Underwriters of U.S. municipal bonds could soon be banned from designating some new issues as "not reoffered," or "NRO," a phrase used to keep the market from knowing the prices or yields of bonds.
The Municipal Securities Rulemaking Board (MSRB) said on Monday it would propose a change in coming weeks to force underwriters to provide complete information to vendors that give the $3.7 trillion market real-time data on sales of new bonds.
"By eliminating the ability of underwriters to mask price and yield by using the 'NRO' designation, there will be full price discovery by the marketplace as a whole," MSRB Chairman Alan Polsky said on a call with reporters. "And existing inconsistencies in the information flow to the market will be eliminated."
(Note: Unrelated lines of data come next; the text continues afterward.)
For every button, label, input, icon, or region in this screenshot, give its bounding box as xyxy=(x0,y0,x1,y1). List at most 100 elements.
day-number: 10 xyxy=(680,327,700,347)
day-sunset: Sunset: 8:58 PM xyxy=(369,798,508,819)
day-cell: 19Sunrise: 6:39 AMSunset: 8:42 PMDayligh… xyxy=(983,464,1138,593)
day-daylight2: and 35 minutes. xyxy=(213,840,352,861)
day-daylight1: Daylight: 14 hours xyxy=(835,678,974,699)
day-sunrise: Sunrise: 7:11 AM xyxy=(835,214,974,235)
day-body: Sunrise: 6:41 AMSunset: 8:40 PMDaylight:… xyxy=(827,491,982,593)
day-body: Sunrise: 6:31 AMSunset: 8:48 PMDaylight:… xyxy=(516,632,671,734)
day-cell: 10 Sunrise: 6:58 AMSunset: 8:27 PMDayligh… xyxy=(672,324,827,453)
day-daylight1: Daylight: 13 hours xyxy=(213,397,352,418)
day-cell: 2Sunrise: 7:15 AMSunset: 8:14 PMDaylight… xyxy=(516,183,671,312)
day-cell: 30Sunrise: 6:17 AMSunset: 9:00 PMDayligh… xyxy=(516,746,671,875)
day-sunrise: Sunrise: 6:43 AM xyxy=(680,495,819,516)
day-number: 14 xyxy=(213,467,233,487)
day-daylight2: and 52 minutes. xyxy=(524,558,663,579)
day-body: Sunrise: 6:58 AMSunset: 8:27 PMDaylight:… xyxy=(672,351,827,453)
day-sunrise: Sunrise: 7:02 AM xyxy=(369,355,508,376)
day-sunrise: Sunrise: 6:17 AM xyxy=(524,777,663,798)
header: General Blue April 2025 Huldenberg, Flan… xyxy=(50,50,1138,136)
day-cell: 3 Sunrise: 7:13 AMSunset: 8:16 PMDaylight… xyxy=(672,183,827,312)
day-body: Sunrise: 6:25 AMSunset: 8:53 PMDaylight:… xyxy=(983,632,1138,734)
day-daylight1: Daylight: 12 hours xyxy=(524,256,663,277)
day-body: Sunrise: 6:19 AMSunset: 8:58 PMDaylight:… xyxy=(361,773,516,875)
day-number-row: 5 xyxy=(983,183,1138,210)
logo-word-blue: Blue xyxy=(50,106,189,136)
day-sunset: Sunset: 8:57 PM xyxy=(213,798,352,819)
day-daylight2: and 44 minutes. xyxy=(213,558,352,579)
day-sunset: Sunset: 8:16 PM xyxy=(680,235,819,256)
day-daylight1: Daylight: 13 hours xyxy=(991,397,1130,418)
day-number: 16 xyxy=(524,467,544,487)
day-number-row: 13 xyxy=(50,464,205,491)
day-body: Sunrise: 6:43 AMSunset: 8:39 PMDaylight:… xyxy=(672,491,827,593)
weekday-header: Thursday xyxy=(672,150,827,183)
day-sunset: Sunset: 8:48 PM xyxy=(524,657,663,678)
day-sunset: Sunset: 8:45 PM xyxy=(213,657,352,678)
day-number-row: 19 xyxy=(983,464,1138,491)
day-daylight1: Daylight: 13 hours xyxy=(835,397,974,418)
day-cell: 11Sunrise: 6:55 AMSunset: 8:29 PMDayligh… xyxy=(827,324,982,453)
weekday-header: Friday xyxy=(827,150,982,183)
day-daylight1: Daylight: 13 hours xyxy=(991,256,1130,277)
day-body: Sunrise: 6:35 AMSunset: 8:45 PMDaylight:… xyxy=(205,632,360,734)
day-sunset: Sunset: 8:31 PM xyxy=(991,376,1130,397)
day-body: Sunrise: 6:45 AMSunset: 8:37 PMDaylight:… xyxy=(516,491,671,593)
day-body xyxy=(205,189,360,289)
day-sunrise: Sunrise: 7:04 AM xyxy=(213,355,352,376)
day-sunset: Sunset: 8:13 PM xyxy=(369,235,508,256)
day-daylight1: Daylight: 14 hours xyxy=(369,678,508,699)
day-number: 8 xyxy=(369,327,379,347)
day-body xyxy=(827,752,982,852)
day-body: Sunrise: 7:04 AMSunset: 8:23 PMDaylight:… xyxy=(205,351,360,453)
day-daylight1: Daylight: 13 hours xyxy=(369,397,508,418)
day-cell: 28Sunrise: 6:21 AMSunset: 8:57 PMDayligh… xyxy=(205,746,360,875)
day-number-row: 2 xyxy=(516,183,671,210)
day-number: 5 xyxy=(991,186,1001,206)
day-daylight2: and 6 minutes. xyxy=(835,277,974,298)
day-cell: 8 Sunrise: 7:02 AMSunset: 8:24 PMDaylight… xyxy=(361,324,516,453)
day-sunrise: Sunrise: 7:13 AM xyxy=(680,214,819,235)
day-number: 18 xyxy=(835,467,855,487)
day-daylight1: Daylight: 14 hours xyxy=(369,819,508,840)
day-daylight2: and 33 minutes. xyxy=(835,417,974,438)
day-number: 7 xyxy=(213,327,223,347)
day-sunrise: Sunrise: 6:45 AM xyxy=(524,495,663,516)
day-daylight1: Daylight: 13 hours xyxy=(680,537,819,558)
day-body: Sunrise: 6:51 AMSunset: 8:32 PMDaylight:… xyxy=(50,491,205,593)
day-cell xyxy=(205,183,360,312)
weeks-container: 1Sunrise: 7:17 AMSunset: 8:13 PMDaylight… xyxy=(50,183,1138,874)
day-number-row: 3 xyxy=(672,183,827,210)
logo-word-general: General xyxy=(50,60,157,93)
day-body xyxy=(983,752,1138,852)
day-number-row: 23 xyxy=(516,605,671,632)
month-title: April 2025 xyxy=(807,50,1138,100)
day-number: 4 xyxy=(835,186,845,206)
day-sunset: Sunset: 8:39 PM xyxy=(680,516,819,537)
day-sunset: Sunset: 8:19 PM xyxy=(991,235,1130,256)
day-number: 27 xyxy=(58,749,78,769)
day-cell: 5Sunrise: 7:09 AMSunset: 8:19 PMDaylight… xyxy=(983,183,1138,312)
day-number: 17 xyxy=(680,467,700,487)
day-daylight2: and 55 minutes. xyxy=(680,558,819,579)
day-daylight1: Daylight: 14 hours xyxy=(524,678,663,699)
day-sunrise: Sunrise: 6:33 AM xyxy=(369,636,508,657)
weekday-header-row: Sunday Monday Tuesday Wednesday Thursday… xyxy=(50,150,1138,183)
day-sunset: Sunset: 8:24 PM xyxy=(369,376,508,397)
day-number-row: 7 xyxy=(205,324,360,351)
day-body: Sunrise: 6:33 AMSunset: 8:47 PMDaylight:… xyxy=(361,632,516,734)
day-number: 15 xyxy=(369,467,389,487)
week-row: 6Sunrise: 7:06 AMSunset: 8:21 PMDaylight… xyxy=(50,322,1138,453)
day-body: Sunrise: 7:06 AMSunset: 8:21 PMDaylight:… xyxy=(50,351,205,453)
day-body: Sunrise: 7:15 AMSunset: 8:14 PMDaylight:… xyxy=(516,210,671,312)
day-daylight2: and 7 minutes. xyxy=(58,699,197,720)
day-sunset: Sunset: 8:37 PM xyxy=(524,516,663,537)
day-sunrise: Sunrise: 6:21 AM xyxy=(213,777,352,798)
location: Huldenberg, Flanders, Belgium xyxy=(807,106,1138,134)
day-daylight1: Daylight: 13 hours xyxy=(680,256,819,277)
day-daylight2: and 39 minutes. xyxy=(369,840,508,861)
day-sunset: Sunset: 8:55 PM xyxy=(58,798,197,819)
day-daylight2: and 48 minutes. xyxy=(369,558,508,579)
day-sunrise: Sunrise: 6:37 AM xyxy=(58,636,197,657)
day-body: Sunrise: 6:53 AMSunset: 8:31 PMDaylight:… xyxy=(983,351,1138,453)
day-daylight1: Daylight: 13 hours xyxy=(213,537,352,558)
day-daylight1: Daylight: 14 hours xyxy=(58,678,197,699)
The NRO designation is most commonly used in competitive deals in which buyers bid on new debt at a set date and hour. Those sales totaled $59.6 billion in 2011, or about 21 percent of the $287.2 billion of munis sold last year, according to Thomson Reuters data.
Frequently, the information on the sales sheet released by data vendors such as Ipreo simply state "NRO" for the price or yield.
In the same manner, they may include "NRO" when disclosing the price for one of the maturities sold through a negotiated deal.
For example, a $418 million general obligation competitive sale by triple-A-rated Maryland in July was won by Bank of America Merrill Lynch, which listed NRO for yields in nine of the deal's 13 maturity levels.
That makes it difficult to determine overall yield levels for the market, according to Bob Nelson, managing analyst at Municipal Market Data, a unit of Thomson Reuters that produces a daily triple-A benchmark scale for the market.
"It's great news for price transparency," he said, adding the move was long overdue.
Ultimately, underwriters must send all prices to the MSRB, a self-regulatory organization, to put on its centralized website known as EMMA. But that can take days and the board would like to make the information known almost immediately, Executive Director Lynnette Kelly said on the conference call.
The proposal must be approved by the Securities and Exchange Commission, which enforces the rules that the MSRB writes.